[NCLUG] SCSI disk spares management utility

Tue Apr 15 10:58:02 MDT 2003

Thus spake John L. Bass:
> 
> Sean Reifschneider <jafo-nclug at tummy.com> writes:
> >  On Thu, Apr 10, 2003 at 02:13:27PM -0600, John L. Bass wrote:
> >  >Have a couple bad sectors on a drive inside a software raid array that
> >  >forced reconstruction to fail. Really need a scsi drive level sparing
> >  >utility, not a filesystem level.
> > 
> >  Well, badblocks is at the disc level, not file-system...  The point is
> >  that most drives will automatically do the block relocation when they
> >  detect a bad block, so reading/writing to the disc a few times will
> >  often do the trick...
> > 
> >  Sean
> 
> Just another case where the industry does the easy thing for support, and
> quietly leaves the customer with corrupt files. For critical business
> applications this is VERY WRONG.  This "may" work fine for most low end
> desktop applications depending on the customers data and backups.
> 
> After doing storage drivers for nearly 30 years, just about the only case
> that large systems vendors leave it enabled, is for low tech end users to
> minimize service calls and end-user frustration with persistant bad-block
> errors.  Particularly since when the drive automatically maps a hard read
> error, there is certainly going to be a corrupted file in the filesystem
> that the end user will have to muddle there way thru. In nearly every
> managed facility, allowing corrupted files to exist without immediate
> intervention is probably close to a termination offense for incompetence.
> As such, managed facilities turn off auto remapping, manually issolate and
> recover corrupted files, and manually remap the bad sectors in the process,
> IFF, the drive is worth trusting in production - if the drive has reached
> 80% or more of it's life cycle, it's generally pulled on the spot to avoid
> the risk of being at the end of the bathtub curve for the drive.
> 
> Besides that, in high end RAID and JBOD applications, auto sparing is almost
> always turned off to prevent filling up the drives spares table with "normal"
> transient errors which are a natural artifact of the basic BERR and continuous
> use. Especially for power supply ripple induced errors caused by drive cycling
> and synchronization, as well as external power line transients.
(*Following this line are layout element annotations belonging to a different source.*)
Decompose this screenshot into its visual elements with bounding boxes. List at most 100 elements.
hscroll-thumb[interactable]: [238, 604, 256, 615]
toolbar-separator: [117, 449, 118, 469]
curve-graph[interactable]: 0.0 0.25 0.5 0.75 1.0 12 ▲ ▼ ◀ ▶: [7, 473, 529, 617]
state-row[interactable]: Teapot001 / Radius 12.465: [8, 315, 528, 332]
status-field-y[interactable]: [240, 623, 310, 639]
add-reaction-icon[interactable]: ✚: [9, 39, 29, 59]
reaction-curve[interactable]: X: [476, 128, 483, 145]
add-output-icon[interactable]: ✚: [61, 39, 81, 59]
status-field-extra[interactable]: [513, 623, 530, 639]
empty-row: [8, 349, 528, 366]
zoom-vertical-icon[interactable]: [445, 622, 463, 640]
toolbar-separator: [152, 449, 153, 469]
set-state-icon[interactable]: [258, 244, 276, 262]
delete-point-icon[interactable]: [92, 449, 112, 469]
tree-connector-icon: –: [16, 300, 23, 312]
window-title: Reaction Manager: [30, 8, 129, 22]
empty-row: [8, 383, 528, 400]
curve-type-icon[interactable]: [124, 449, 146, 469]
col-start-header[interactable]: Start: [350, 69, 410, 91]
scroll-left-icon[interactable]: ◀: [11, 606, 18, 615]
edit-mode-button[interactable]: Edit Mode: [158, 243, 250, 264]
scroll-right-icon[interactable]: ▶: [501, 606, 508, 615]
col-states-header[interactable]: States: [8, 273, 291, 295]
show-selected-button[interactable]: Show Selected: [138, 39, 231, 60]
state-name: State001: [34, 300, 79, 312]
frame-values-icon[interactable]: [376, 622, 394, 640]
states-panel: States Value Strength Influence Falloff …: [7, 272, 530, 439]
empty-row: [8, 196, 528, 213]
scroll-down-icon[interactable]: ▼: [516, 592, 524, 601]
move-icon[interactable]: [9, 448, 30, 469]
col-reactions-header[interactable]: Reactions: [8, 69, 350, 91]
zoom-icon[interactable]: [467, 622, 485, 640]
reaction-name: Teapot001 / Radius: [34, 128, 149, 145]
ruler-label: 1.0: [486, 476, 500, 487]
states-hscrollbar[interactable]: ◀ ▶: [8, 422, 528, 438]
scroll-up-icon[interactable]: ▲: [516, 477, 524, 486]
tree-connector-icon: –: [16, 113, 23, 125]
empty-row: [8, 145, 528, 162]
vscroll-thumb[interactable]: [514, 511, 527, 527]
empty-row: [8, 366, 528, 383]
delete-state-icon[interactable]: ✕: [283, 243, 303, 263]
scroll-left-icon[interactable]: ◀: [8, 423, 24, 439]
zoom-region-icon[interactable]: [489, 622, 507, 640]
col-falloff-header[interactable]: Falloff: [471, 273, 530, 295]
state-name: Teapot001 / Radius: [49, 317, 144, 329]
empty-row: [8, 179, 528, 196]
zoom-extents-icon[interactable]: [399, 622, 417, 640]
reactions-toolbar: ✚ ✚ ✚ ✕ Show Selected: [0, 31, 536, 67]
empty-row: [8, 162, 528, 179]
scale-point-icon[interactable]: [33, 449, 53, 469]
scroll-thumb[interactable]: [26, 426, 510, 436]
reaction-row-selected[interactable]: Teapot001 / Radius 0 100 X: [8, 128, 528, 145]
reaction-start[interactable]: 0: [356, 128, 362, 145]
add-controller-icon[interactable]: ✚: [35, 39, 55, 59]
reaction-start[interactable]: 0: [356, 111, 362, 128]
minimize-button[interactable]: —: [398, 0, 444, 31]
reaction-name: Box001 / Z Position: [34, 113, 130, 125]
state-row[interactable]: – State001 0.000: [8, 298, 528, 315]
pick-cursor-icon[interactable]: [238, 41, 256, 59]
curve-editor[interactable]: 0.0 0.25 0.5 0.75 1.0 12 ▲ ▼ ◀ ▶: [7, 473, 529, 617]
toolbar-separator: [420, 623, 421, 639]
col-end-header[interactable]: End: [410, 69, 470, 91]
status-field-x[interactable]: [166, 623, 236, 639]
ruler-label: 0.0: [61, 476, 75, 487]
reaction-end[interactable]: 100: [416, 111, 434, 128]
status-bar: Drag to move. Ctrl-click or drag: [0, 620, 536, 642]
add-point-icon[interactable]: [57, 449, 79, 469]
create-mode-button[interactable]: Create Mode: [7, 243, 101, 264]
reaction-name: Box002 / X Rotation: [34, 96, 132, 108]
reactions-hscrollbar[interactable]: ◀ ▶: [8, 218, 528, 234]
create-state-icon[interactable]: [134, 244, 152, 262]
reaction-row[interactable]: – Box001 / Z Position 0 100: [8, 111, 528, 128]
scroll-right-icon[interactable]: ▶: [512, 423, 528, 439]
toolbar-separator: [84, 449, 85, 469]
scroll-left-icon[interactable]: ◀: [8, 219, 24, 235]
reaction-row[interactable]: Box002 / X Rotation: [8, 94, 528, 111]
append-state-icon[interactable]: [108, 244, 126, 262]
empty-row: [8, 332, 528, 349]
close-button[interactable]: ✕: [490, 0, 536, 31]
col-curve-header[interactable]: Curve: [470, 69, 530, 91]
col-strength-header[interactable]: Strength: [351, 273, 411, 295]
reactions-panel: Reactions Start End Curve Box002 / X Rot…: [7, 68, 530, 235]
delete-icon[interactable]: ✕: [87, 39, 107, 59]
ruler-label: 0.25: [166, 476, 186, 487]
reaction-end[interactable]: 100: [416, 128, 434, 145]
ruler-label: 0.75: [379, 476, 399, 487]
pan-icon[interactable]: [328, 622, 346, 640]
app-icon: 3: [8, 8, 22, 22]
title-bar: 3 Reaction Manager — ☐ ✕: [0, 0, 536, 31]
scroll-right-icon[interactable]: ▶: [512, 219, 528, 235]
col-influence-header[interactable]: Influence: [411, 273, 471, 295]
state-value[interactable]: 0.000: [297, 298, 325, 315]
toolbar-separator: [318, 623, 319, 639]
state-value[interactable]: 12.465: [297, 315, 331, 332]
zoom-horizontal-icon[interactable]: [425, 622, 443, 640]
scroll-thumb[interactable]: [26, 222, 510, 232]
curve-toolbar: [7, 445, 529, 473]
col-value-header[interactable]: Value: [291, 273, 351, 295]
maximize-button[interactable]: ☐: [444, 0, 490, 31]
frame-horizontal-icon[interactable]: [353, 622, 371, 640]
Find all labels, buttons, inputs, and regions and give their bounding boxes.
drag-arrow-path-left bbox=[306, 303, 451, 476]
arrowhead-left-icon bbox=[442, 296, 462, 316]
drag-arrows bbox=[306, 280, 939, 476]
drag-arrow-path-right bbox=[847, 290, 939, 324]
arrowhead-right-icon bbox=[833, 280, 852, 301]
 I see a couple conflicting statements. Namely "software raid array" and
"critical business applications". If the former is needed, and indeed being
used, in support of the latter then one would hope that the person who is
in fear of being terminated proposed the project with the caveat of
something like this happening to cover themself - downtime *will* occur.
Should said situation arise, replacing hardware and restoring from backups
would, one would hope, be the next documented logical steps.

 In any case, if badblocks is not a viable solution, it sounds like you
are uniquely qualified to write such a utility. That's what the rsync guys
tell me whenever I ask a question on that list anyway.

-- 
                  | Death is only a state of mind. Only
   Mike Loseke    | it doesn't leave you much time to
 mike at verinet.com | think about anything else.